Sacramento Healthcare Continues To Grow, Though Workers Can Be Hard To Find
In Sacramento's rapidly expanding economy, healthcare is one of the main drivers, according to the speakers at Bisnow's recent Sacramento Healthcare & Clinical Advancement event.
The numbers confirm it. The healthcare industry provides about 20% of the total payroll for the entire Sacramento regional workforce, according to the city of Sacramento. Over $18B has been spent on new facilities on Kaiser, Mercy, Sutter and UC Davis medical expansion projects in recent years.
With further population growth — and a brain drain out of the Bay Area — healthcare stands to grow even more in Sacramento in the coming years.
Greater Sacramento Economic Council Regional Director, Bay Area, Cynthia Carrillo, said her organization, which is a public-private partnership responsible for promoting economic development in the region, tracks which industries are coming to Sacramento, and which need more encouragement.
"There's a lot [of] movement toward this region," Carrillo said.
There is an in-migration of nearly 20,000 people each year from the Bay Area to Sacramento.
Companies are relocating here as well, with healthcare at the forefront.
"Smaller companies and larger ones are coming, in industries such as healthcare, food and agriculture, communications, IT, cybersecurity and more," Carrillo said.
The region also enjoys job and wage growth above the national average. Sacramento is poised for strong growth in the years ahead, with healthcare fueling a lot of the growth.
"We're trying to ride that wave and create a stronger economy here," Carrillo said.
Adventist Health West Vice President, Construction, John Gustin, said his system, which started in 1878, is the largest rural health provider in California, with 285 clinics and 17 acute-care hospitals, many of which are in the counties surrounding Sacramento.
"We're looking to grow, mainly through joint ventures and joint operating agreements," Gustin said.
"We're structured to take care of the rural population in California, and because of our position, other systems approach us to work with them. That's essential to our growth strategy."
Adventist, together with its various partners, might open as many as 60 rural health clinics over the next five years in the Central Valley, Gustin said.
Meridian CEO John Pollock said his company is an investor in healthcare real estate as well as a developer, with a portfolio of healthcare assets in California of about 750K SF. Meridian is working on two projects in the region right now in Stockton and Modesto.
One of the company's specialties is repurposing older structures into healthcare facilities, which is often the option that municipalities prefer over greenfield development of healthcare, he said.
"There's going to be more conversion of older buildings into healthcare, because the demand for the space is going to be there," Pollack said.
"Costs can be hard to predict in a redevelopment," he said. "So there's more risk. But often cities won't approve ground-up medical, and even in rural areas, the zoning isn't right. So you have to be able to take that risk."
The speakers discussed a number of challenges specific to the healthcare industry. For instance, finding the right talent is difficult for any healthcare organization.
To deal with that challenge, Sacramento's healthcare systems are trying various strategies, such as recruiting from area universities and the community college system, and letting millennials know there are opportunities to work in the industry.
Even so, the going is tough.
"Finding talented nurses is the most challenging, though the number of physicians has dropped off as well," Gustin said.
Some of the necessary talent might come from the Bay Area, where the cost of living is high enough to encourage people to relocate, though Sacramento's relative advantage in that regard might not last too long as the cost of living rises here.
The speakers also covered the growth in behavioral health facilities in this part of California. The demand for them has long been brisk, but facilities have not always been available to meet that demand. Fortunately, they said, that is changing.
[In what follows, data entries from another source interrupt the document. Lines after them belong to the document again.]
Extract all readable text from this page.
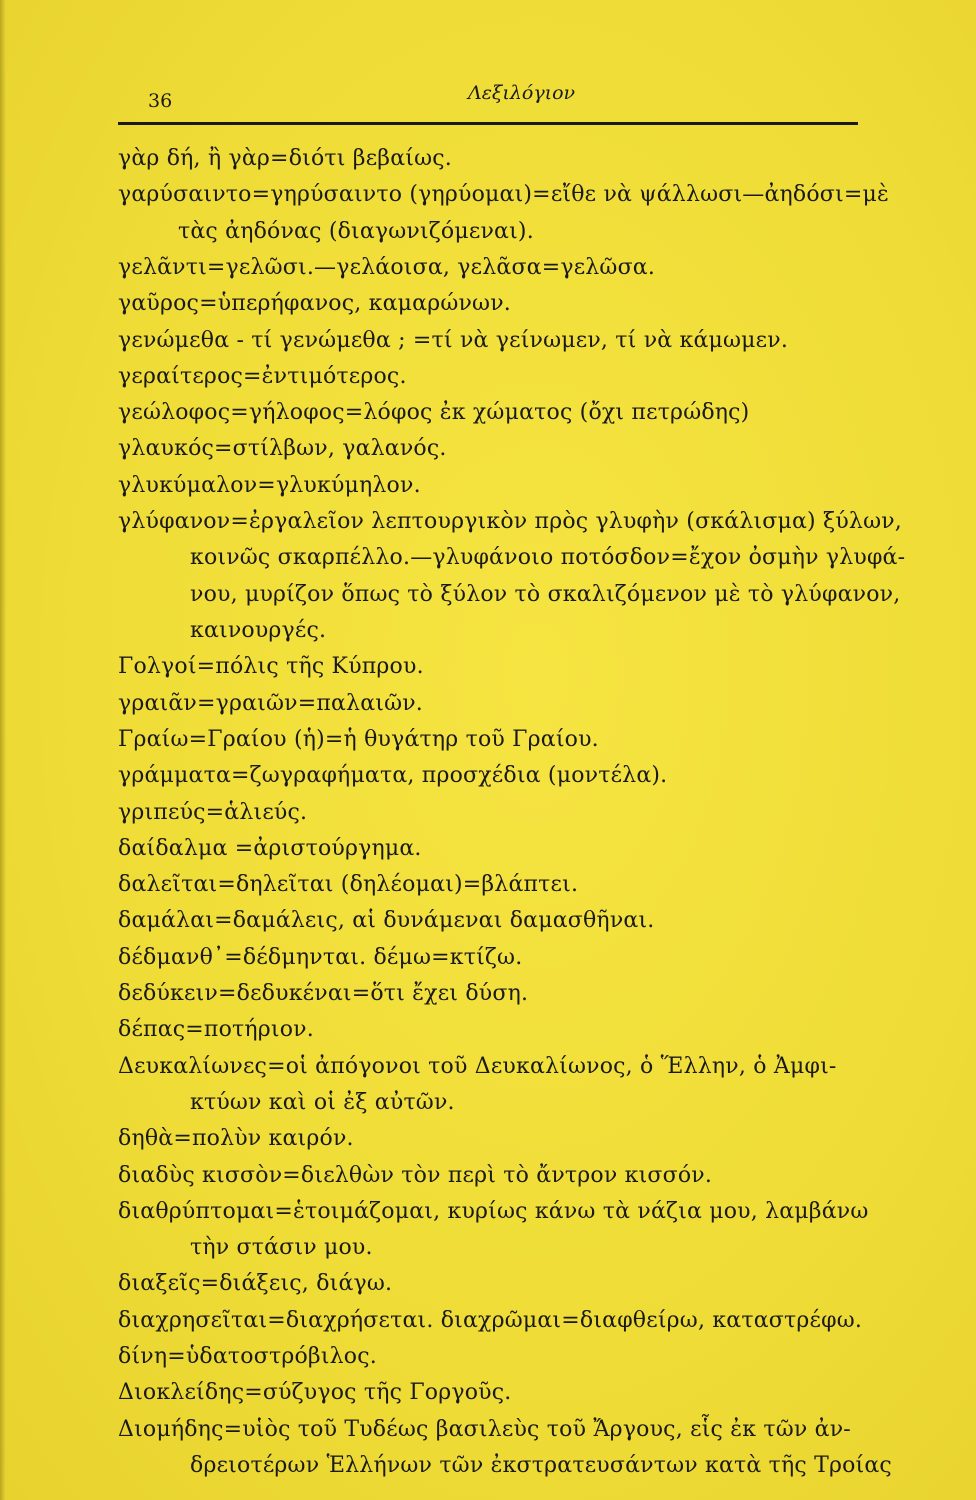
36	Λεξιλόγιον
γὰρ δή, ἢ γὰρ=διότι βεβαίως.
γαρύσαιντο=γηρύσαιντο (γηρύομαι)=εἴθε νὰ ψάλλωσι—ἀηδόσι=μὲ
τὰς ἀηδόνας (διαγωνιζόμεναι).
γελᾶντι=γελῶσι.—γελάοισα, γελᾶσα=γελῶσα.
γαῦρος=ὑπερήφανος, καμαρώνων.
γενώμεθα - τί γενώμεθα ; =τί νὰ γείνωμεν, τί νὰ κάμωμεν.
γεραίτερος=ἐντιμότερος.
γεώλοφος=γήλοφος=λόφος ἐκ χώματος (ὄχι πετρώδης)
γλαυκός=στίλβων, γαλανός.
γλυκύμαλον=γλυκύμηλον.
γλύφανον=ἐργαλεῖον λεπτουργικὸν πρὸς γλυφὴν (σκάλισμα) ξύλων,
κοινῶς σκαρπέλλο.—γλυφάνοιο ποτόσδον=ἔχον ὀσμὴν γλυφά-
νου, μυρίζον ὅπως τὸ ξύλον τὸ σκαλιζόμενον μὲ τὸ γλύφανον,
καινουργές.
Γολγοί=πόλις τῆς Κύπρου.
γραιᾶν=γραιῶν=παλαιῶν.
Γραίω=Γραίου (ἡ)=ἡ θυγάτηρ τοῦ Γραίου.
γράμματα=ζωγραφήματα, προσχέδια (μοντέλα).
γριπεύς=ἁλιεύς.
δαίδαλμα =ἀριστούργημα.
δαλεῖται=δηλεῖται (δηλέομαι)=βλάπτει.
δαμάλαι=δαμάλεις, αἱ δυνάμεναι δαμασθῆναι.
δέδμανθ᾽=δέδμηνται. δέμω=κτίζω.
δεδύκειν=δεδυκέναι=ὅτι ἔχει δύση.
δέπας=ποτήριον.
Δευκαλίωνες=οἱ ἀπόγονοι τοῦ Δευκαλίωνος, ὁ Ἕλλην, ὁ Ἀμφι-
κτύων καὶ οἱ ἐξ αὐτῶν.
δηθὰ=πολὺν καιρόν.
διαδὺς κισσὸν=διελθὼν τὸν περὶ τὸ ἄντρον κισσόν.
διαθρύπτομαι=ἑτοιμάζομαι, κυρίως κάνω τὰ νάζια μου, λαμβάνω
τὴν στάσιν μου.
διαξεῖς=διάξεις, διάγω.
διαχρησεῖται=διαχρήσεται. διαχρῶμαι=διαφθείρω, καταστρέφω.
δίνη=ὑδατοστρόβιλος.
Διοκλείδης=σύζυγος τῆς Γοργοῦς.
Διομήδης=υἱὸς τοῦ Τυδέως βασιλεὺς τοῦ Ἄργους, εἷς ἐκ τῶν ἀν-
δρειοτέρων Ἑλλήνων τῶν ἐκστρατευσάντων κατὰ τῆς Τροίας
Adventist recently repurposed one of its acute-care facilities for inpatient behavioral health services, Gustin said, and the company has been involved in a number of behavioral health projects in California in recent years.
"We've seen an uptick in demand for behavioral health facilities," Pollack said. "We've worked on projects in Downtown Oakland, and in Turlock, and another in San Francisco. Behavioral health issues are endemic to any population, and so the demand is there."
The speakers also predicted that pressure to contain costs in the healthcare space would continue, regardless of what happens with public policy, either at the state or national level.
Technology — some of which might be developed in Sacramento, since the city is becoming a health-tech hub — will continue to be an important factor in reducing healthcare costs, the speakers said. There will be more use of telemedicine, and more activity by market disrupters looking to develop less costly delivery methods.